This season speaks of the reawakening of the earth from the damp, cool winter. Nodding greenhood (Pterostylis spp.) and other early-flowering, terrestrial orchids characterise this time in the Kulin calendar. And how fitting it is, for this is truly a season of flowers. While some people argue over whether this is winter or spring, I prefer the indigenous viewpoint, that the weeks in late July and throughout August constitute a unique season where the emphasis is on the blooms.
My garden really comes to life, floristically-speaking, during this moment of pre-spring. Even through our mild frosts and light flurries of snow, the early bulbs; Gordonia and Camellia; winter Kniphofias; Silver and the Snowy River wattles; red and white and coral flowering quinces; leucadenrons and banksias; wallflowers and calendula; and the highly fragrant winter shrubs such as Daphne odora and Lonicera fragrantissima, bring bright colour and vivid fragrance to the garden.
This year I have been delighting in my pot of miniature daffodils, Narcissus ‘Tête-á-tête’. Many of my other pots of narcissus have been quite underwhelming in terms of number of flowers this year. I probably was too generous with fertiliser when I repotted them and they have put a lot of energy into new growth. Maybe next year. This miniature daffodil however once again filled its pot with the most perfect, bite-sized blooms that nod in the breeze as all daffodils should.
Also a star of the Guling bulb show is the common grape hyacinth that has been growing and flowering in a bed beside the drive even before my arrival over twenty years ago. I potted up a dozen or so 14cm pots of these Muscari aremeniacum last year, planning to drop them into gaps in clients’ gardens right now.

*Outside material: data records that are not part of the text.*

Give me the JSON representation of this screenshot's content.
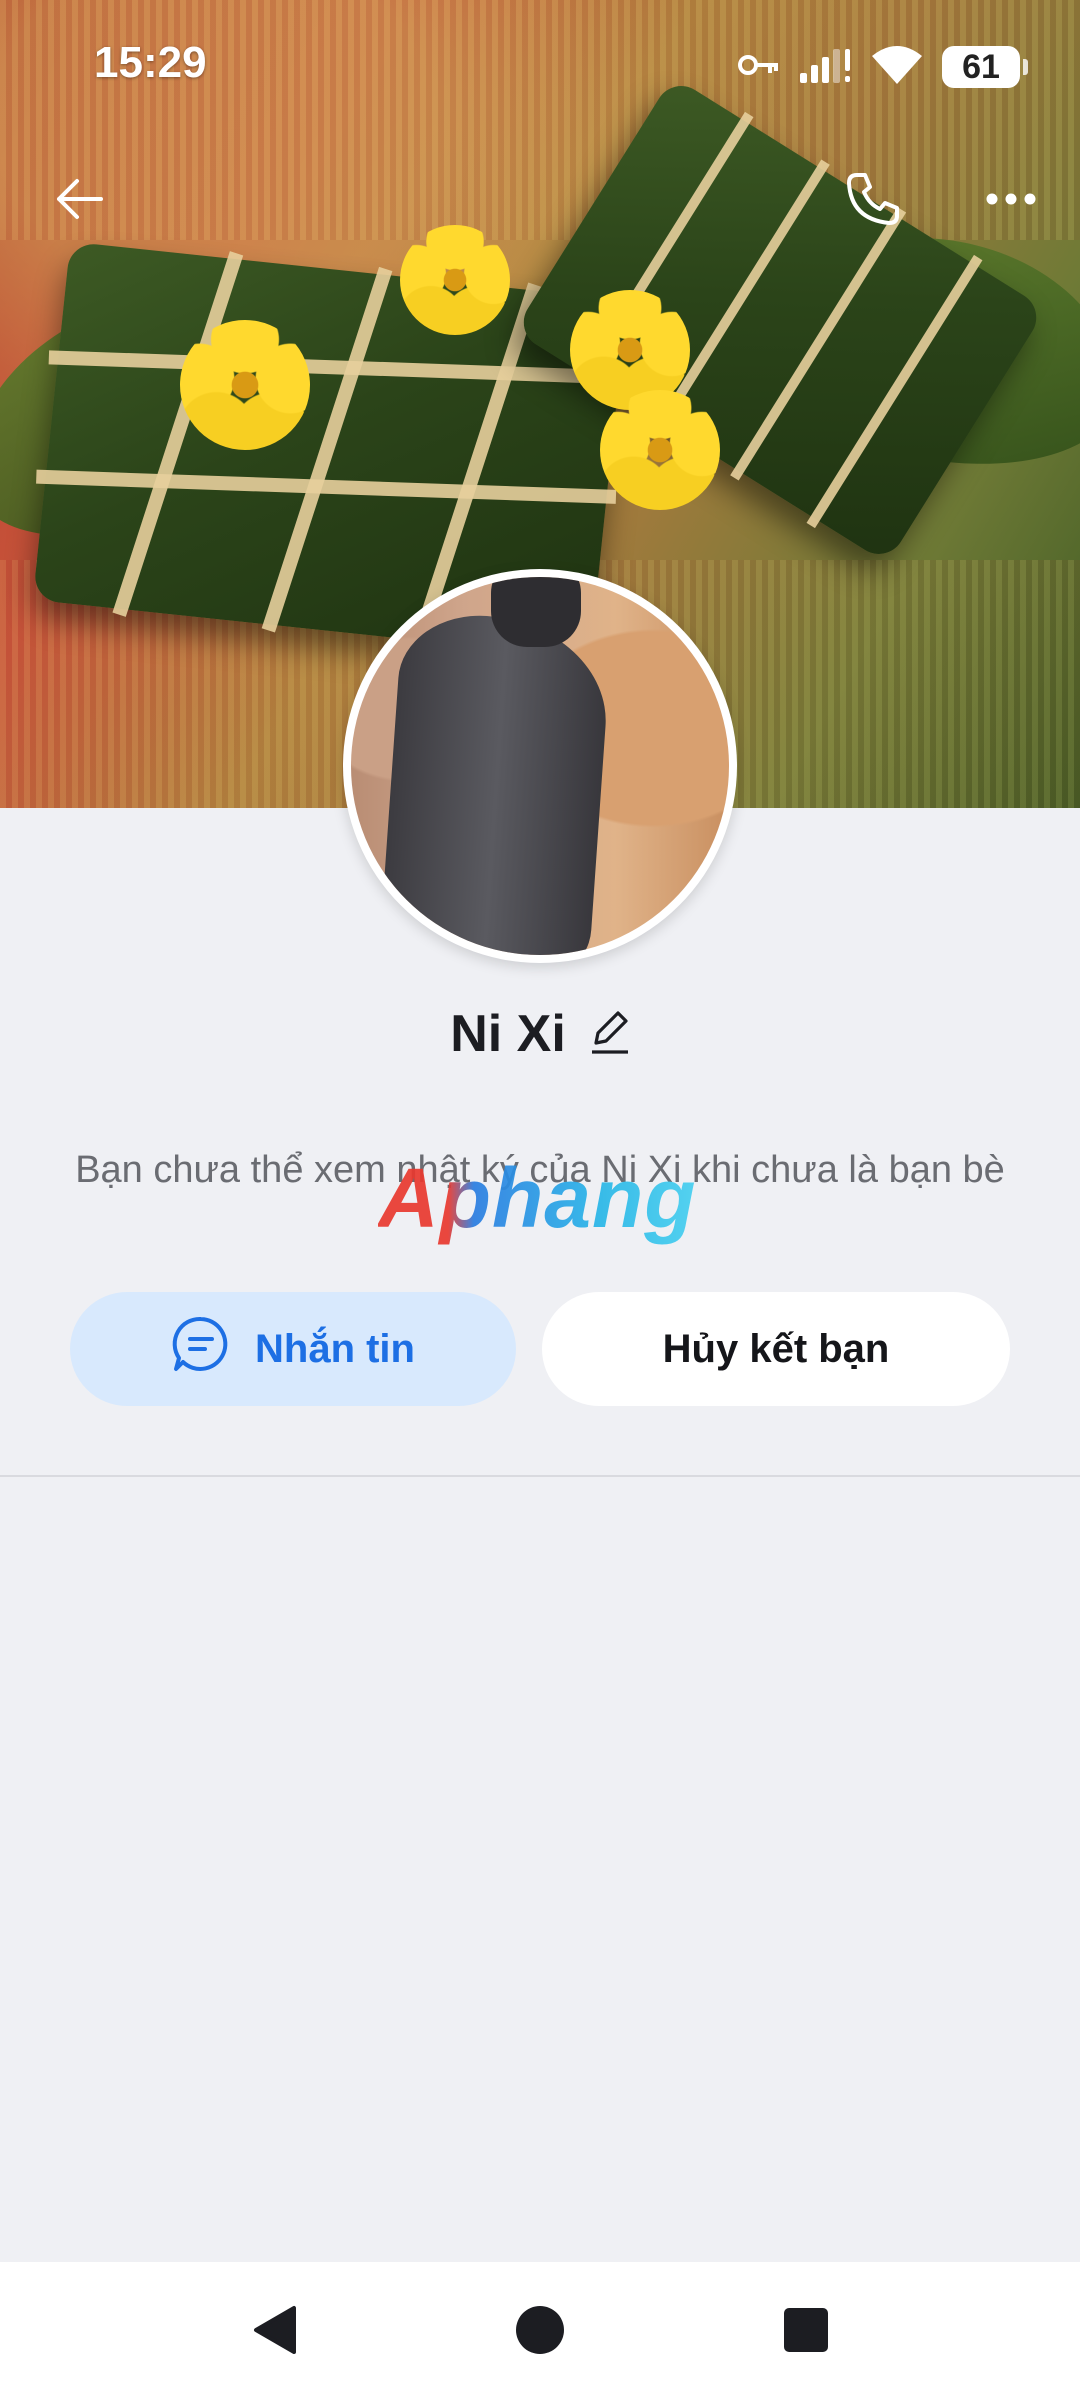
{
  "status_bar": {
    "time": "15:29",
    "battery": "61"
  },
  "profile": {
    "name": "Ni Xi",
    "notice": "Bạn chưa thể xem nhật ký của Ni Xi khi chưa là bạn bè"
  },
  "watermark": "Aphang",
  "actions": {
    "message_label": "Nhắn tin",
    "unfriend_label": "Hủy kết bạn"
  },
  "icons": {
    "back": "arrow-left-icon",
    "call": "phone-icon",
    "more": "more-horizontal-icon",
    "edit": "pencil-icon",
    "message": "chat-bubble-icon",
    "key": "key-icon",
    "signal": "signal-icon",
    "wifi": "wifi-icon",
    "nav_back": "triangle-back-icon",
    "nav_home": "circle-home-icon",
    "nav_recents": "square-recents-icon"
  },
  "colors": {
    "accent": "#1d6fe4",
    "accent_bg": "#d8e9fd",
    "page_bg": "#eff0f4"
  }
}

Since I can’t get out to work for my city garden clients, they were languishing in the nursery when I decided to bring them up en masse to the courtyard outside the sitting room windows, where I have assembled them on an old, pot-plant rack, creating a little wave of cascading blue and green.
And who can forget, it is the time of an interminable list of gardening chores: the fruit trees and the roses need to be pruned; the perennials require a good cut back and a thorough application of mulch; the last of the planting of ornamentals must be completed; lawns start to grow again and will demand the mowing regime resume; the vegetable seeds need to be propagated for the summer garden and all to be concluded in between showers of rain, hail and snow. No wonder it is so invigorating.
The nesting birds enliven the garden too during these lengthening days of Guling and, like them, we carry on singing our song in the hope of better days ahead.